There is always a little play in the bar, so you might get lucky..


----------



## electricmanscott (Feb 11, 2010)

Use a different fixture bar or ditch it completely. String a line or laser and mount the fixtures based on that. As long as the box is under the fixture I'd be happy with it.


----------



## hardworkingstiff (Jan 22, 2007)

I sure learned about strings the hard way.

Running 3 control conduits and 5 lube lines in a manufacturing plant. Pulled my measurements off the steel trusses. Ran about 300' and when I looked up from one end I found out that steel trusses aren't straight. That sucked. Took a while to fix it, lucky everything was run on strut so that made it less hard.


----------



## knowshorts (Jan 9, 2009)

I am guessing these fixtures are surface mount. Don't have the box as the means of support. Punch a hole in the back or install a chase and anchor the fixture to the ceiling.


----------



## bushwickbill (Jan 17, 2010)

The ceiling is just drywall. And there is no anchor bar, the light just uses the back of light fixture to screw through?
Would be nice if we had a laser?


----------



## McClary’s Electrical (Feb 21, 2009)

What an embarrassing thread for our forum....


----------



## B4T (Feb 10, 2009)

bushwickbill said:


> The ceiling is just drywall. And there is no anchor bar, the light just uses the back of light fixture to screw through?
> Would be nice if we had a laser?


Before there were lasers, there was string..

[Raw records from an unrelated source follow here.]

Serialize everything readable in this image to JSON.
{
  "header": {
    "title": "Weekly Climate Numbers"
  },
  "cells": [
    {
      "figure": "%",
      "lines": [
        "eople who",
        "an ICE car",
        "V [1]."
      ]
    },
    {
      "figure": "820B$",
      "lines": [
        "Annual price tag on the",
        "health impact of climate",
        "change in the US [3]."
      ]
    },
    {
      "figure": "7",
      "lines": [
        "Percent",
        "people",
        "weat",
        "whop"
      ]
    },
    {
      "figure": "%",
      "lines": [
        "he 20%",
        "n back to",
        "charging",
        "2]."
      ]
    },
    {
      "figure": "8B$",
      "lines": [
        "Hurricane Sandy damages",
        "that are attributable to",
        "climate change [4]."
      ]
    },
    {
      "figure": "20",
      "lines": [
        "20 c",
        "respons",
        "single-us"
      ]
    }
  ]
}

Point A to Point B has never changed.. 

Even a fixture that doesn't have a fixture bar can be fitted with a "universal" mounting bar..

Most bars have slack in the mounting holes that hold it to the box.. that is where you can "fudge" it.. :thumbsup:


----------



## Shockdoc (Mar 4, 2010)

reminds me of my old union days where I would walk into a room and hammer in a box and call it center.


----------



## hardworkingstiff (Jan 22, 2007)

mcclary's electrical said:


> What an embarrassing thread for our forum....


Why's that? Because some of us made mistakes and sharing the experience?


----------



## kaboler (Dec 1, 2010)

hardworkingstiff said:


> Why's that? Because some of us made mistakes and sharing the experience?


I'm first year and if that were me, I'd either know what to do, or ask my journeyman, and he'd know what to do.

It's just weird to ask a question like that. And the question doesn't make sense. Does he want us to figure out where the middle of the hallway is? Because I'd say "1/2 the distance between the 2 walls is half way."

He can't just measure, mark, and do?


----------



## McClary’s Electrical (Feb 21, 2009)

hardworkingstiff said:


> Why's that? Because some of us made mistakes and sharing the experience?


 

It would be a good comparison to start a thread and ask how to drive to work:blink:


----------



## JohnR (Apr 12, 2010)

I found the problem with your link. it is this part.


> homedepot


----------



## yetti (Feb 27, 2011)

LOL!!! I agree


----------



## yetti (Feb 27, 2011)

kaboler said:


> I'm first year and if that were me, I'd either know what to do, or ask my journeyman, and he'd know what to do.
> 
> It's just weird to ask a question like that. And the question doesn't make sense. Does he want us to figure out where the middle of the hallway is? Because I'd say "1/2 the distance between the 2 walls is half way."
> 
> He can't just measure, mark, and do?


Hahahahahahaha


----------